Com o passar dos anos, reflito mais, silencio o que me rodeia para me escutar. E é aí que percebo que grande parte da ansiedade, irritação e melancolia que por vezes sentia — e ainda sinto — vem da saudade escondida dos meus pais. É por isso que agora a saudade já não se esconde. Agora já aprendi — porque senti na pele — que os laços têm de ser alimentados com a nossa presença.
É em Santa Maria de Lamas que estão as minhas raízes, e preciso de ir às minhas raízes mais vezes. Voltar a casa mais vezes, para que a Lola e o Vítor estejam a par das minhas rotinas diárias, para termos mais conversas de circunstância, para rirmos mais sobre o nosso dia a dia.

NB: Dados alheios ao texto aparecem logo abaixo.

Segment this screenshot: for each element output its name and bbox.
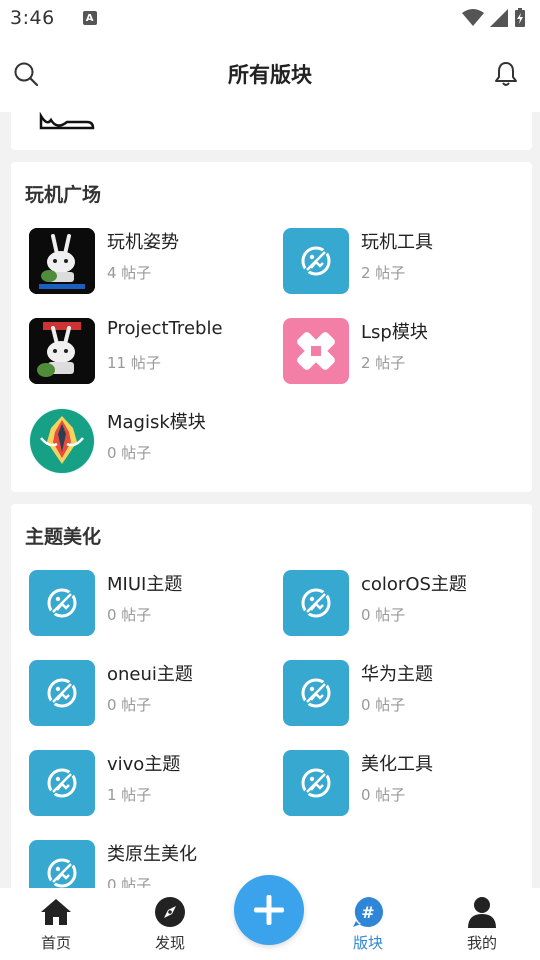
- nav-label: 发现: [154, 934, 185, 952]
- status-time: 3:46: [10, 7, 55, 29]
- battery-icon: [515, 8, 525, 27]
- forum-item[interactable]: MIUI主题 0 帖子: [29, 570, 279, 638]
- sections-list[interactable]: 玩机广场 玩机姿势 4 帖子 玩机工具 2 帖子 ProjectTreble 1…: [0, 112, 540, 888]
- forum-item-count: 2 帖子: [361, 354, 406, 372]
- status-bar: 3:46 A: [0, 0, 540, 36]
- bandage-icon: [283, 318, 349, 384]
- rabbit-soldier-icon: [29, 318, 95, 384]
- forum-item-count: 0 帖子: [361, 606, 406, 624]
- forum-item-count: 0 帖子: [107, 606, 152, 624]
- magisk-mask-icon: [29, 408, 95, 474]
- forum-item-count: 0 帖子: [107, 696, 152, 714]
- hashtag-icon: #: [352, 896, 384, 928]
- forum-item[interactable]: colorOS主题 0 帖子: [283, 570, 533, 638]
- broken-image-icon: [283, 228, 349, 294]
- home-icon: [40, 896, 72, 928]
- plus-icon: [254, 895, 284, 925]
- forum-item[interactable]: 玩机工具 2 帖子: [283, 228, 533, 296]
- svg-text:#: #: [361, 903, 374, 922]
- compass-icon: [154, 896, 186, 928]
- forum-item-count: 2 帖子: [361, 264, 406, 282]
- nav-label: 版块: [352, 934, 383, 952]
- nav-item-discover[interactable]: 发现: [120, 888, 220, 960]
- section-title: 主题美化: [25, 526, 102, 548]
- forum-item-count: 0 帖子: [361, 696, 406, 714]
- page-title: 所有版块: [228, 63, 312, 87]
- accessibility-icon: A: [82, 11, 97, 25]
- forum-item[interactable]: 美化工具 0 帖子: [283, 750, 533, 818]
- forum-item[interactable]: Magisk模块 0 帖子: [29, 408, 279, 476]
- forum-item-name: 类原生美化: [107, 844, 197, 865]
- forum-item[interactable]: 玩机姿势 4 帖子: [29, 228, 279, 296]
- search-button[interactable]: [12, 60, 40, 88]
- nav-item-home[interactable]: 首页: [6, 888, 106, 960]
- new-post-button[interactable]: [234, 875, 304, 945]
- broken-image-icon: [29, 570, 95, 636]
- app-bar: 所有版块: [0, 36, 540, 112]
- forum-item-name: colorOS主题: [361, 574, 467, 595]
- forum-item-name: MIUI主题: [107, 574, 183, 595]
- signal-icon: [490, 9, 508, 27]
- nav-label: 我的: [466, 934, 497, 952]
- forum-item-name: ProjectTreble: [107, 318, 223, 339]
- forum-item-name: 美化工具: [361, 754, 433, 775]
- forum-item[interactable]: vivo主题 1 帖子: [29, 750, 279, 818]
- forum-item-count: 4 帖子: [107, 264, 152, 282]
- forum-item-count: 0 帖子: [107, 876, 152, 888]
- forum-item[interactable]: 类原生美化 0 帖子: [29, 840, 279, 888]
- section-card-theme: 主题美化 MIUI主题 0 帖子 colorOS主题 0 帖子 oneui主题 …: [11, 504, 532, 888]
- section-title: 玩机广场: [25, 184, 102, 206]
- wifi-icon: [462, 9, 484, 26]
- rabbit-fastboot-icon: [29, 228, 95, 294]
- nav-item-me[interactable]: 我的: [432, 888, 532, 960]
- search-icon: [14, 62, 39, 87]
- forum-item-count: 1 帖子: [107, 786, 152, 804]
- forum-item[interactable]: 华为主题 0 帖子: [283, 660, 533, 728]
- status-icons: [462, 8, 526, 28]
- forum-item-name: 玩机姿势: [107, 232, 179, 253]
- broken-image-icon: [283, 660, 349, 726]
- forum-item-count: 0 帖子: [107, 444, 152, 462]
- bell-icon: [495, 62, 517, 86]
- forum-item-count: 11 帖子: [107, 354, 161, 372]
- section-card-wanji: 玩机广场 玩机姿势 4 帖子 玩机工具 2 帖子 ProjectTreble 1…: [11, 162, 532, 492]
- broken-image-icon: [283, 750, 349, 816]
- forum-item[interactable]: oneui主题 0 帖子: [29, 660, 279, 728]
- forum-item-name: 华为主题: [361, 664, 433, 685]
- forum-item-name: oneui主题: [107, 664, 193, 685]
- nav-label: 首页: [40, 934, 71, 952]
- forum-item-count: 0 帖子: [361, 786, 406, 804]
- forum-item[interactable]: ProjectTreble 11 帖子: [29, 318, 279, 386]
- forum-item[interactable]: Lsp模块 2 帖子: [283, 318, 533, 386]
- broken-image-icon: [29, 750, 95, 816]
- forum-item-name: vivo主题: [107, 754, 181, 775]
- nav-item-sections[interactable]: # 版块: [318, 888, 418, 960]
- forum-item-name: 玩机工具: [361, 232, 433, 253]
- previous-section-card: [11, 112, 532, 150]
- forum-item-name: Lsp模块: [361, 322, 428, 343]
- broken-image-icon: [29, 840, 95, 888]
- forum-item-name: Magisk模块: [107, 412, 206, 433]
- person-icon: [466, 896, 498, 928]
- partial-section-icon: [39, 112, 95, 130]
- notification-button[interactable]: [492, 60, 520, 88]
- broken-image-icon: [29, 660, 95, 726]
- broken-image-icon: [283, 570, 349, 636]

Estou a trabalhar nisso, e sou muito mais feliz.
É por isso que as épocas festivas como o Natal e a Páscoa são tão importantes para mim.
Hoje é dia de Páscoa. Hoje seria o dia em que todos nos juntávamos em casa do Avô Ramiro e da Avó Cecília, que fez anos na sexta feira, e esperávamos pela chegada do Compasso Pascal. Abríamos a porta, e, depois da benção, beijávamos a Cruz de Cristo. Depois da visita era hora de almoço, que durava o dia todo, com todos à mesa a fazer o que mais adoramos: comer com satisfação, conversar, rir e amar.
Ser feliz é tão simples, não é!? Há coisas tão simples e que, sem que percebamos, são tão valiosas.
Só damos o real valor às coisas quando não as temos, ou quando não as podemos ter na altura que queremos. Como acontece hoje.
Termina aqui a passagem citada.